- Born: May 9, 1972 (age 54) Gifu Prefecture, Japan
- Known for: Emoji designer
- Notable work: NTT DoCoMo emoji set

= Shigetaka Kurita =

Japanese interface designer and inventor of the emoji

Shigetaka Kurita (栗田 穣崇) is a Japanese interface designer often cited for his early work with emoji sets. Many refer to him as the creator of the emoji, a claim that has been corrected and clarified in recent years. He was part of the team that created one of the first emojis used solely for communication, a heart-shaped pictogram that appeared on an NTT DoCoMo pager aimed at teenagers. It went on to become the Red Heart emoji.

This development and the aftermath of its use led Kurita to design a set of 176 colored emojis. Many of the general-use emojis used today by Unicode can be traced back to Kurita's set. He now works for Dwango Co. Ltd., a Japanese game company owned by Kadokawa Dwango Corporation.

The NTT DoCoMo emoji set he created is in the collection of the Museum of Modern Art (MoMA) in New York City.
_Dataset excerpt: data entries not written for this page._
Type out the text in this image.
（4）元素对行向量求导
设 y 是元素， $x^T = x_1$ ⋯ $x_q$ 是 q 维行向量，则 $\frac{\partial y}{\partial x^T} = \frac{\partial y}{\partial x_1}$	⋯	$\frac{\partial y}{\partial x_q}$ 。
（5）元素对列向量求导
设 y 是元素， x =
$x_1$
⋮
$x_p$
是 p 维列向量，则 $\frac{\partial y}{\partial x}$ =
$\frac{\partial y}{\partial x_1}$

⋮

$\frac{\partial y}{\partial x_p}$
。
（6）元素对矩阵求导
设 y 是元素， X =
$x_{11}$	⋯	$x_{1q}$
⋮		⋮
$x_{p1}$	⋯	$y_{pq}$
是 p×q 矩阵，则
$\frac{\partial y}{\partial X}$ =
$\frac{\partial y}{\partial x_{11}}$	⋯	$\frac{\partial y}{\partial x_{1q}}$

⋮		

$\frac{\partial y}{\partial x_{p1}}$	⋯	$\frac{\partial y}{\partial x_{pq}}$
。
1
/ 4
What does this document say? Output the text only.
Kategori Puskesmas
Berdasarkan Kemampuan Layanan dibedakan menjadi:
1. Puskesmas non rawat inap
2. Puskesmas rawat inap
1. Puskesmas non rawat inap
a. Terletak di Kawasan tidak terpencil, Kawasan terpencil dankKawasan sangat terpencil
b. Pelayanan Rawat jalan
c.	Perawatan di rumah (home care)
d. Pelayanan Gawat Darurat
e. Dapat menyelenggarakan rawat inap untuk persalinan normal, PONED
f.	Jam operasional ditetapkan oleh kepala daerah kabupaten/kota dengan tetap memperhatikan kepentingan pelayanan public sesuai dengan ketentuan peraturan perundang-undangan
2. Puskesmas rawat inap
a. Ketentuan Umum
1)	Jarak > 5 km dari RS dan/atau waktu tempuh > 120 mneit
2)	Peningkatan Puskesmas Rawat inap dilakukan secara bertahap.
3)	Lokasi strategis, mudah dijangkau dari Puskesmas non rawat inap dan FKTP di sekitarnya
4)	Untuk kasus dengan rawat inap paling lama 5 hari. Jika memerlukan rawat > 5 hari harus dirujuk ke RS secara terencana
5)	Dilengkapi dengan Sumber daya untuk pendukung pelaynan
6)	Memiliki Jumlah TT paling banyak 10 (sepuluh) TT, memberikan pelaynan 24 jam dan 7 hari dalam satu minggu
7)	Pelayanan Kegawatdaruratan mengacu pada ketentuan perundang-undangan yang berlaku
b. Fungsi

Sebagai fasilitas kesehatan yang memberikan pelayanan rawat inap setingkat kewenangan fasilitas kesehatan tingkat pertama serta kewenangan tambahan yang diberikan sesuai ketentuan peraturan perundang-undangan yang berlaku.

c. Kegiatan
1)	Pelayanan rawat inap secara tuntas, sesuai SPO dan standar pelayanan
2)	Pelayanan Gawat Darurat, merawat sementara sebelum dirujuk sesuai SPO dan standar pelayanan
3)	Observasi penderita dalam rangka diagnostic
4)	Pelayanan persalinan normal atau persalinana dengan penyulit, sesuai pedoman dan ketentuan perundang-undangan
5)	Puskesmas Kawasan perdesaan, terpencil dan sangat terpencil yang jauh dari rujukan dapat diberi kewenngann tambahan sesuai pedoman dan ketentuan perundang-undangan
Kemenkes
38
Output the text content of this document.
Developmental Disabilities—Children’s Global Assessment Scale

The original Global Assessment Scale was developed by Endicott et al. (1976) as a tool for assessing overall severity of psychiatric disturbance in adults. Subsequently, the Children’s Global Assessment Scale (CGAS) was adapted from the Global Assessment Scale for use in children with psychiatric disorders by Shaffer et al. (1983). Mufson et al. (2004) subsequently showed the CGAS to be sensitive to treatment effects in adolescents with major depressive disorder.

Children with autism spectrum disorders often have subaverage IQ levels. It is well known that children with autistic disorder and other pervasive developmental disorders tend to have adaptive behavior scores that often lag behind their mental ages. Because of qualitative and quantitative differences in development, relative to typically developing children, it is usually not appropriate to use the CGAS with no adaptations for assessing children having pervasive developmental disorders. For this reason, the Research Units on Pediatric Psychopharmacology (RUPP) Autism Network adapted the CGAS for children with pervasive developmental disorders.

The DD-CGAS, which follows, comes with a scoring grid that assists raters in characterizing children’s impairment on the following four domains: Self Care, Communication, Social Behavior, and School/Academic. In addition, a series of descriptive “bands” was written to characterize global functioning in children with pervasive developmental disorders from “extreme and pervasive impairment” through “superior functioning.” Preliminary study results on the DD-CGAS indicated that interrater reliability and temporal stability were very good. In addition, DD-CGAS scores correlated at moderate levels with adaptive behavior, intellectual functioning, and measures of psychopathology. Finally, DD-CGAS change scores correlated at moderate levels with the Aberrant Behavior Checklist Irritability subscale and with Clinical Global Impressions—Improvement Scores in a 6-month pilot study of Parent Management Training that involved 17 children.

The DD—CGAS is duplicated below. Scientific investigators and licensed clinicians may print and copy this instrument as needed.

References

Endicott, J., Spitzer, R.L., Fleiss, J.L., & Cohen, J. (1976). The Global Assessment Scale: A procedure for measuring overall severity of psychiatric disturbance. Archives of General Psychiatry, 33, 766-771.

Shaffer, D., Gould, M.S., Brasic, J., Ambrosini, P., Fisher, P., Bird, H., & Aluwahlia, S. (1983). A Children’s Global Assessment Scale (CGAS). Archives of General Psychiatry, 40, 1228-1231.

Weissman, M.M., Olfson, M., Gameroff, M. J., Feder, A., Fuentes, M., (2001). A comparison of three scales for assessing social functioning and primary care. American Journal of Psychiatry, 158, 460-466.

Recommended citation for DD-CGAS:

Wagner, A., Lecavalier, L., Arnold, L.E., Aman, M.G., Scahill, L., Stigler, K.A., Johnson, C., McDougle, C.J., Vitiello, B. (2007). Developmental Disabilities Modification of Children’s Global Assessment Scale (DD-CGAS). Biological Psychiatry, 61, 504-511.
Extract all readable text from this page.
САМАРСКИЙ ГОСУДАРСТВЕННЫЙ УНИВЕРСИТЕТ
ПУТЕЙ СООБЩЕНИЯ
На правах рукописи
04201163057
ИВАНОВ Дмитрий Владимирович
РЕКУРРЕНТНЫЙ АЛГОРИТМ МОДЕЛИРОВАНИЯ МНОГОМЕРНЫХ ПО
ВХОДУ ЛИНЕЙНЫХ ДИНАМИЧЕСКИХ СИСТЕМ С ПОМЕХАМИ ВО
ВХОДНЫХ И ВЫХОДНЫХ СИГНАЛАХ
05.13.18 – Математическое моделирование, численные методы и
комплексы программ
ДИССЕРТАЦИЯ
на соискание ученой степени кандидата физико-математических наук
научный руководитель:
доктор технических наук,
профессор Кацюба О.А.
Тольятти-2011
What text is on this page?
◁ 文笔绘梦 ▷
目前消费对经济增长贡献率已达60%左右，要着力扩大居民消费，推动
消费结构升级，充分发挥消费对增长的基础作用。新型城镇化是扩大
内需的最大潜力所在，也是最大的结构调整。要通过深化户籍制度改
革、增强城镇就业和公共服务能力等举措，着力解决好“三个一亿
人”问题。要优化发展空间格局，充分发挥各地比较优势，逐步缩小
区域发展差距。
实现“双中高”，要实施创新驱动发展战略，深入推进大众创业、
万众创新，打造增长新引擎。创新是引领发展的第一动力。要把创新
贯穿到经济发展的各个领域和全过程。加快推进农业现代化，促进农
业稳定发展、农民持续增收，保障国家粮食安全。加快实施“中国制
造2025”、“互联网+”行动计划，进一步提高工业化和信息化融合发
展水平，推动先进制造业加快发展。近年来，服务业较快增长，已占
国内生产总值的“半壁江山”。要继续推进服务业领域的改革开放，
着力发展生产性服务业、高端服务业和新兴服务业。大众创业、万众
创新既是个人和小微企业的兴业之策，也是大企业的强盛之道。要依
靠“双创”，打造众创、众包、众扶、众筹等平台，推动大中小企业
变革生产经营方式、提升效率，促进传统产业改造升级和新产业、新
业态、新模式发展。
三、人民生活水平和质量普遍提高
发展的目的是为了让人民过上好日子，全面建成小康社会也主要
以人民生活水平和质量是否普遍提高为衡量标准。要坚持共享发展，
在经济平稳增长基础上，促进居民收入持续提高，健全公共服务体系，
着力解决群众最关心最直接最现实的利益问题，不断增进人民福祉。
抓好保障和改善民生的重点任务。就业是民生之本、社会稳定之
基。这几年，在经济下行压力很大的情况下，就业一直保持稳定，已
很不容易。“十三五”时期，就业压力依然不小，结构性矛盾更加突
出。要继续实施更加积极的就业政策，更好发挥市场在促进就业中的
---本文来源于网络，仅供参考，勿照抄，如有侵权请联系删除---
== Creation of emoji sets ==
While emojis existed prior to the 1990s, they were often defined as pictograms in Asia. The term emoji is of Japanese origin, with the term only adopted in the west from 2010 onwards. Japan itself also struggled to define the emoji for a number of years. It wasn't until telecom companies began experimenting with the use of graphic images or pictograms in messaging facilities that the emoji concept became a working idea.

One of the first telecoms companies that trialed the concept of using pictograms in messaging facilities was NTT DoCoMo. In the 1990s, NTT DoCoMo released a pager that was aimed at teenagers. The pager was the first of its kind to include the option to send a pictogram as part of the text. The pager only had a single heart-shape pictogram as its option. This is thought to be Kurita's first exposure to the use of digital symbols in text form. The pager received rave reviews in Asia which led to other companies in the region to consider using pictograms in the list of text characters. NTT DoCoMo then released another pager aimed at businesspeople, but this time dropped the heart pictogram from the characters on the pager. Following its release, there was an outcry by users that the pictogram was no longer available and many customers switched to other providers that had now included a heart pictogram in their markup. This led NTT DoCoMo to reverse their decision and include the heart pictogram.

In interviews, Kurita said this experience left him and others at NTT DoCoMo knowing that symbols had to be part of future texting and communication services. For NTT DoCoMo's upcoming mobile system i-mode, it was decided that Kurita should design a set of pictograms, which could be used as characters on the new operating system.

==NTT DoCoMo emoji set==
Kurita started designing an emoji set that could be used alongside the NTT DoCoMo heart emoji. He designed a set of 176 pictograms using a grid of 12x12 pixels that eventually started a global trend in the use of pictograms to communicate ideas through text messages. The set of pictograms became known as the first emoji set, as it is the first time the word had been recorded is thought to be used for pictograms. Emoji simply means "pictograph" or "icon" in Japanese.

To make the emoji set, Kurita got inspiration from Japanese manga where characters are often drawn with symbolic representations called manpu (such as a water drop on a face representing nervousness or confusion), as well as from weather pictograms, Chinese characters and street signs.

One of the most notable changes to other telecom companies that had started experimenting with emojis was the use and diversity of color in the set. Aside from basic numbers and shapes, the majority of the 176 emoji set contained color. The famous DTT DoCoMo heart remained as part of the set and was red. General-use emojis, such as sports, actions and weather, can easily be traced back to Kurita's emoji set. The yellow-faced emojis commonly used today evolved from other emoticon sets and cannot be traced back to Kurita's work.

In 2016, the original set of 176 emojis was added to the collection of the Museum of Modern Art (MoMA) and was exhibited in the exhibition Inbox: The Original Emoji, by Shigetaka Kurita. Kurita's designs are held in the collection of the M+ museum in Hong Kong, and were included in the 2018 exhibition Being Modern: MoMA in Paris at the Fondation Louis Vuitton.

In 2025, Kurita's original DoCoMo emojis were included in the MoMA's Pirouette: Turning Points in Design, an exhibition featuring "widely recognized design icons [...] highlighting pivotal moments in design history."